Fig. 4. Prediction of domain families by local structural similarity hits.

Fig. 4

a, Diagram of the structure-based domain family prediction method. Clustering of the start and end positions for Foldseek hits of one protein against all others was used to define potential domain boundary positions. Each predicted domain region was linked to the others sharing structural similarities and graph-based clustering was used to define domain families and interdomain similarity. b, The frequency distribution of the most common (n = 9,631) and the second most common (n = 1,628) Pfam annotations found members of all predicted domain families. anno., annotation. c, The counts of the number of clusters with a given Pfam as the most frequent. d, The number of domain family clusters annotated to a Pfam, DUF or no domain annotation. e, The distribution of protein region length in the predicted domain families, stratified by their annotations: Pfam domain (n = 1,048,276), DUF (n = 72,798) and not annotated (n = 1,904,498). f, Non-redundant count of Pfam and DUF domain families found in the structure-based predicted families. g, The distribution of the number of structures found for each predicted domain family annotated with a known Pfam (n = 3,875) or DUF domain (n = 1,513).

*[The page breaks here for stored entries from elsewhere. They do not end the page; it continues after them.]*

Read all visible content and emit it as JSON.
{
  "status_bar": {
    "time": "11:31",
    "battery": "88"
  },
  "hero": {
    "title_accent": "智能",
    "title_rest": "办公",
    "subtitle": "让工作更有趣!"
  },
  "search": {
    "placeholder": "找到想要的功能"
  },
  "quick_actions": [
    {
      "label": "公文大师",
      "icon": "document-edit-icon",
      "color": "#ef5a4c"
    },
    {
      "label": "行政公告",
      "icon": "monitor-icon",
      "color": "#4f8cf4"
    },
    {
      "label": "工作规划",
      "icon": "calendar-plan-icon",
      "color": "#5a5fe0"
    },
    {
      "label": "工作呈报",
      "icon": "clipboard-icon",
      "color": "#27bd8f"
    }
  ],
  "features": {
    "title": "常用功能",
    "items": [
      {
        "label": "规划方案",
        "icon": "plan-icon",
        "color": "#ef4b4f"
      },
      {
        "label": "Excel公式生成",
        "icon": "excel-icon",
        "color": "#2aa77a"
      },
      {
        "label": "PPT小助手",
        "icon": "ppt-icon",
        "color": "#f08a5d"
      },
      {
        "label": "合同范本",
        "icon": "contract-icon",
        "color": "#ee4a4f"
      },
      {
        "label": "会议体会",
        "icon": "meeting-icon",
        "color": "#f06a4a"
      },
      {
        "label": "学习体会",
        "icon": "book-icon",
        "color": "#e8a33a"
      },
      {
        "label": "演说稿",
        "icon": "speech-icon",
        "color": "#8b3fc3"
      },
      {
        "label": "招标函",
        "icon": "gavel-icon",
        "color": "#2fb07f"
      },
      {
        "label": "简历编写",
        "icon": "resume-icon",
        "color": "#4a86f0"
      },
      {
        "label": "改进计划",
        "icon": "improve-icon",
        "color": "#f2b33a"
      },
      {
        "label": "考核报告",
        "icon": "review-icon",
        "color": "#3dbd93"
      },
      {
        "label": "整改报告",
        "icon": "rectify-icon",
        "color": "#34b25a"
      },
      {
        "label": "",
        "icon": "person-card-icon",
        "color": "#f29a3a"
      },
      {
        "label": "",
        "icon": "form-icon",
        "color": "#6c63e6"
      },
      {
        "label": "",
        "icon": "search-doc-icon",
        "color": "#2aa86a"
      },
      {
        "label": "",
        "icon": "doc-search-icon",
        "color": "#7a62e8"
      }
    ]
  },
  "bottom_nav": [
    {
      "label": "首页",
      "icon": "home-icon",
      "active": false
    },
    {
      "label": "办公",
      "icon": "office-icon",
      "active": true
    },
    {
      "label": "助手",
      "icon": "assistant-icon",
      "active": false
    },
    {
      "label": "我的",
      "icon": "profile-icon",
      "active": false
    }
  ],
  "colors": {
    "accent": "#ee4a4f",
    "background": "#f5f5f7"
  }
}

The top 6 Pfam annotations are highlighted using their abbreviations: Pkinase, protein kinase domain PF00069); zf-C2H2, zinc finger, C2H2 type PF00096; Ank_2, ankyrin repeats, PF12796; RVT_1, reverse transcriptase, PF00078; WD40, WD domain, G-beta repeat PF00400; ABC_tran, ABC transporter, PF00005. The box plots in b, e and g show the median (centre line), the quartiles 1 and 3 (box limits) and 1.5 × the interquartile range (whiskers).